Please look at my little picture, it displays my current construction of DNS services in my OpenWRT router.

For non-filtering DNS and DHCP I use dnsmasq as it is installed by OpenWRT. The filtering DNS is a second service beside of dnsmasq, realized by AGH.

I hope, I've expressed myself more clearly.

Yes you have.

As i have pointed out in my main thread. AGH is all in one encrypted DNS provider. It does NOT need additional packages like unbound. Unbound/Stubby etc was the older way to patch in DOH or other encrypted DNS methods.

AGH should talk directly upstream to your external DNS. Your unbound resolving server is an extra hop that really isn't required. AGH has a resizable cache internally that can be configured.

A default OpenWrt install has Dnsmasq as dns and local host ptr cache. With an AGH install we move dnsmasq to a downstream provider and insert AGH into its place. Now AGH becomes the upstream encypted DNS provider for your downstream clients. And if you do the rDNS config and Domain Interception then it redirects local lookups back to dnsmasq. That is the simplest way to achieve DNS filtering and family controls other than disabling both DNS and DHCP in OpenWrt and replacing them with AGH's services instead.
I also ensure the router itself has a separate unencrypted DNS that it can do NTP updates on boot so SSL and thus encrypted DNS works.

It is as best i can determine the most logical way to correctly install and provide filtering for an OpenWrt router.

Sure. But I do not want to rely on an external DNS, who's collecting data about my DNS usage. That's the reason, why I use unbound as a resolving DNS. Therefore I don't need an external DNS and there's also no extra hop. My AGH does nothing else but filtering.

I consider this as your personal opinion and preference and don't want to argue against this, but a German proverb says: viele Wege führen nach Rom. :wink:

urm... so what is your unbound pointed at to do its resolving? And is it doing encrypted lookups? Also if you are concerned about that... That's why encrypted clients like AGH were invented and privacy respecting DNS services who provide lookups without logging. Cloudflare only logs for issues and then deletes them.
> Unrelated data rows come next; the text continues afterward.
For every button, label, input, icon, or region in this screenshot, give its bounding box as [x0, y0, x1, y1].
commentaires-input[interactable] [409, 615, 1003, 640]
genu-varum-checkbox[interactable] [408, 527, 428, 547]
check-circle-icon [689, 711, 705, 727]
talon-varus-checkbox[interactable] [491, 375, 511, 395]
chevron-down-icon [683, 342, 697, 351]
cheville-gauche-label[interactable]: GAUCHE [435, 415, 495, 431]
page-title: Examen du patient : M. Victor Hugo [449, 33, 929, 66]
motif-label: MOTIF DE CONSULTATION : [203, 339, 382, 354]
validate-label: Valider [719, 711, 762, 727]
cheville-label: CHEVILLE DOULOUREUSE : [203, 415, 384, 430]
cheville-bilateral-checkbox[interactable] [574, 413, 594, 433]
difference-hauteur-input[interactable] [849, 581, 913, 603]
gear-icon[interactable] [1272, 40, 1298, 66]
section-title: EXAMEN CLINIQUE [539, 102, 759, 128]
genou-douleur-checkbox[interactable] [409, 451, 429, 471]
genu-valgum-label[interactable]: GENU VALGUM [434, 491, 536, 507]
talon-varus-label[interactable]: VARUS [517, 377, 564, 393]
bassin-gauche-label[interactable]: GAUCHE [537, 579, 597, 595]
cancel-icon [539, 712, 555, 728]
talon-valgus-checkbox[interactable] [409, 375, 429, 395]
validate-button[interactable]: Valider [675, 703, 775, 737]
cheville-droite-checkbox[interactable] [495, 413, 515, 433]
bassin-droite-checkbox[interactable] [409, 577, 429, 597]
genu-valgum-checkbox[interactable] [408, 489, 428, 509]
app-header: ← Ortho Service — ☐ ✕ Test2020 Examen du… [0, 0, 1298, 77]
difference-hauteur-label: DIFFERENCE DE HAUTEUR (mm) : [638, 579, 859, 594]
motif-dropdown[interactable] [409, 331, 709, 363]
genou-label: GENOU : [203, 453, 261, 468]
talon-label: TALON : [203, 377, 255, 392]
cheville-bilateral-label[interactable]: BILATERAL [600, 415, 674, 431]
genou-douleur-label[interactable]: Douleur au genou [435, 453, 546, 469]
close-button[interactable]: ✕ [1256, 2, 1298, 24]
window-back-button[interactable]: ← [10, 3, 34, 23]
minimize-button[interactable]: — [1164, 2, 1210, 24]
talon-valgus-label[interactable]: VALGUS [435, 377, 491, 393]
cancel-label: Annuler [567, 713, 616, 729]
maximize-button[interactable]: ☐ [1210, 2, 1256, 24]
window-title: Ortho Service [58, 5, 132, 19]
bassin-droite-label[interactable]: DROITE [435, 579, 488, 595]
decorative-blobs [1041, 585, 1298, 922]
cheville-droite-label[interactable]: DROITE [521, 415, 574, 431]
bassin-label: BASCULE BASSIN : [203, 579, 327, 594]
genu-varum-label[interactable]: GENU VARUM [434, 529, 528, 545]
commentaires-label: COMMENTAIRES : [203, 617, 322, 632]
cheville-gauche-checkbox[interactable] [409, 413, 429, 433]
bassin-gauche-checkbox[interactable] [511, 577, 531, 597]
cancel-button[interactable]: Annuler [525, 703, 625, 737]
https://blog.cloudflare.com/announcing-the-results-of-the-1-1-1-1-public-dns-resolver-privacy-examination/

  1. Cloudflare will retain only the limited transaction and debug log data (“Public Resolver Logs”) for the legitimate operation of our Public Resolver and research purposes, and Cloudflare will delete the Public Resolver Logs within 25 hours.

chuckle fair enough but it is based on networking principles and best practises. But as always the choice is always the users.

chuckle

Obviously you don't know the principles of a resolving DNS server. Unbound (when working as a resolving DNS server) does not need an external DNS server, it does the resolving by itself, starting with the root DNS servers (which are listed in the file root.hints).

Encryption protects the data on the transport way, not at the end point. Your external DNS provider sees all your dns queries, can log them and create user profiles.

You can believe it ... or not. In fact, you have no possibility to verify their promises.

I doubt, that you really know about networking principles and best practises, when you even haven't a fair knowledge about the working principles of a resolving DNS server.

well assumptions just make an ass out of you and me.

Making your own root DNS server is vastly overkill for what you are doing and requires significant setting up and properly cascading. In short you are re-creating the phonebook from scratch rather than trusting the phone company to make you one to look numbers up in.

Cloudflare was audited independently if you had read the blog.

Unless you are using TLS or some other encryption then your queries as you follow the root chain can still be read.

There are indeed many roads to rome.